Should you use JavaScript for machine learning? And how do you get started? | Packt Hub

Summary 
In this article, we’ve discussed the important moments of JavaScript’s history as applied to ML. We’ve discussed some advantages to using JavaScript for machine learning, and also some of the challenges we’re facing, particularly in terms of the machine learning ecosystem. Finally, we set up an example development environment using Node.js, the Yarn package manager, Babel, and Browserify 

To begin exploring and processing the data itself, read our book Hands-on Machine Learning with JavaScript.

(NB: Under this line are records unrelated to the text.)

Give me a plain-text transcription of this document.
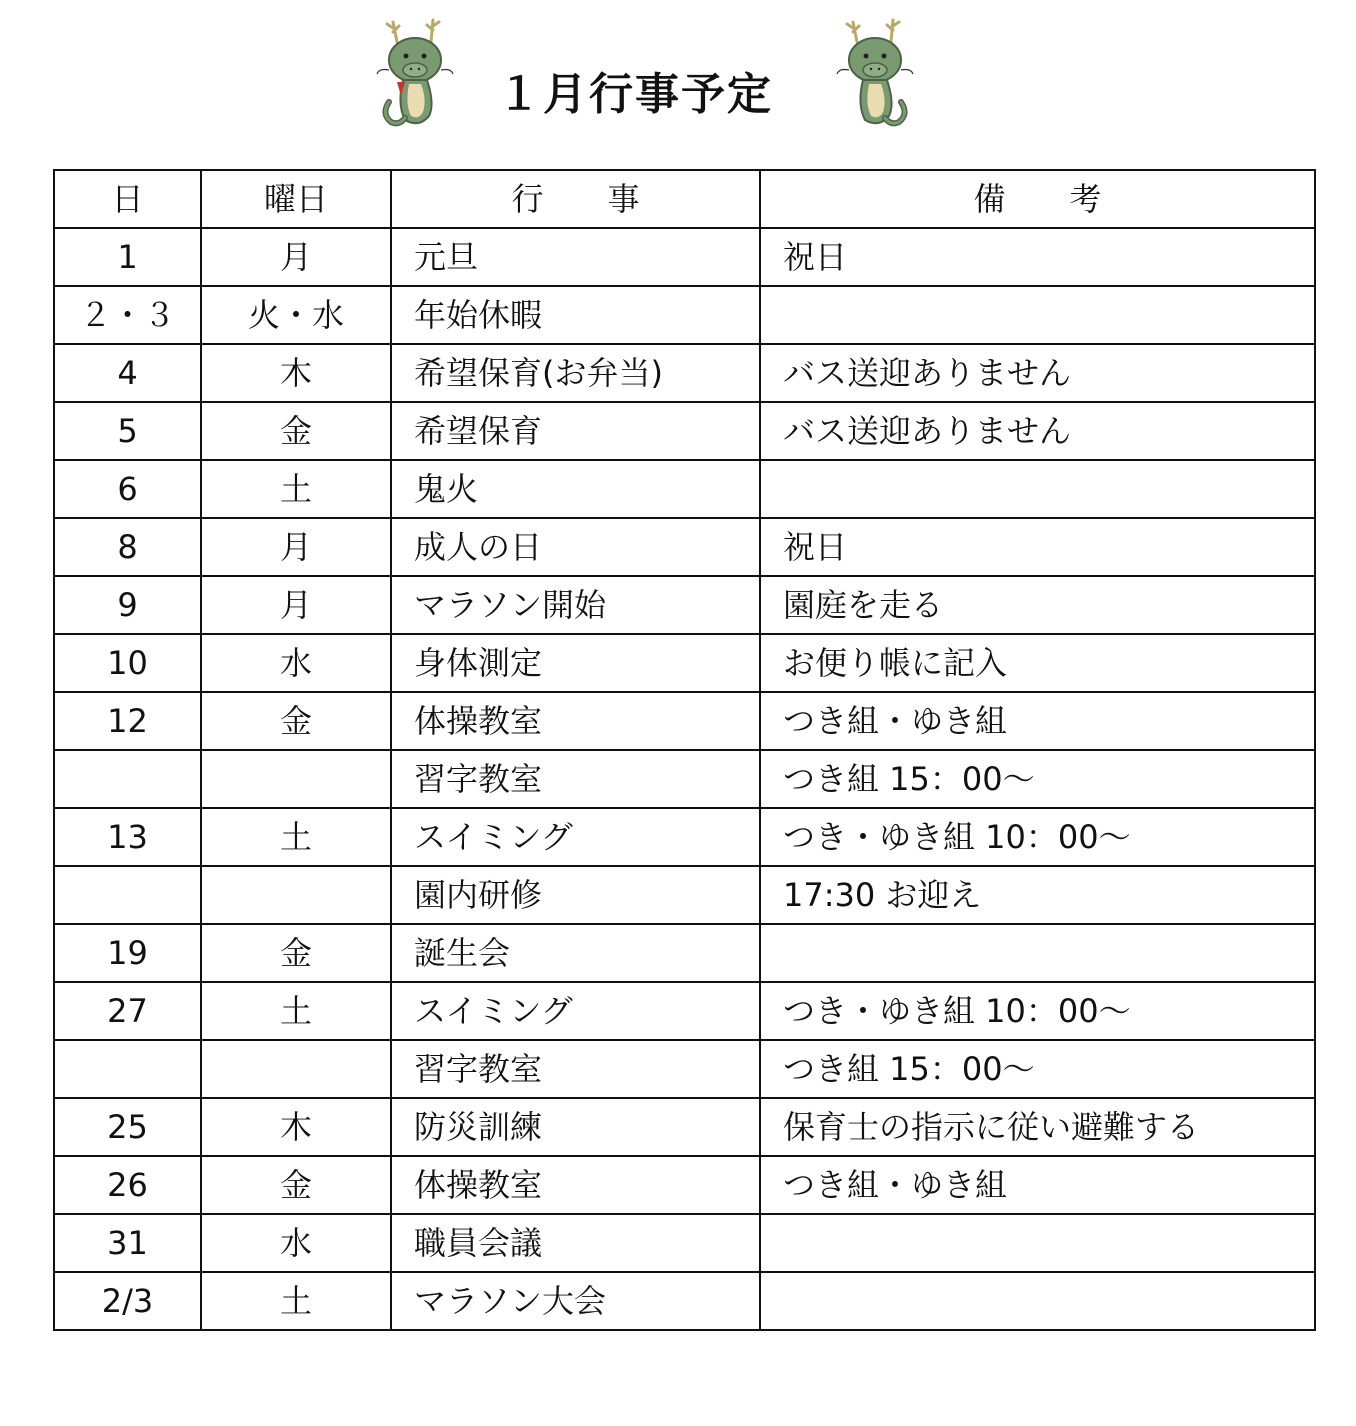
１月行事予定
日	曜日	行　　事	備　　考
1	月	元旦	祝日
２・３	火・水	年始休暇	
4	木	希望保育(お弁当)	バス送迎ありません
5	金	希望保育	バス送迎ありません
6	土	鬼火	
8	月	成人の日	祝日
9	月	マラソン開始	園庭を走る
10	水	身体測定	お便り帳に記入
12	金	体操教室	つき組・ゆき組
		習字教室	つき組 15：00～
13	土	スイミング	つき・ゆき組 10：00～
		園内研修	17:30 お迎え
19	金	誕生会	
27	土	スイミング	つき・ゆき組 10：00～
		習字教室	つき組 15：00～
25	木	防災訓練	保育士の指示に従い避難する
26	金	体操教室	つき組・ゆき組
31	水	職員会議	
2/3	土	マラソン大会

Excited to announce the release of my latest book below, according to Burak Kanber, Author, tech CTO, engineer.
 

Hands-on Machine Learning with JavaScript

"This post is extracted from the book Hands-on Machine Learning with JavaScript" by Burak Kanber. The book is a  definitive guide to creating intelligent web applications with the best of machine learning and JavaScript." inform Sugandha Lahoti, Technical Writer at Packt Hub

Python has always been, and remains, the language of choice for machine learning. This is due in part due to the maturity of the language, its ecosystem of machine learning libraries and frameworks, and the positive feedback loop of early machine learning efforts in Python. Recent developments in the JavaScript world, however, JavaScript for machine learning seem like an attractive proposition
We could well see a major machine learning renaissance in JavaScript within a few years, especially as consumer products like laptops and mobile devices become more powerful.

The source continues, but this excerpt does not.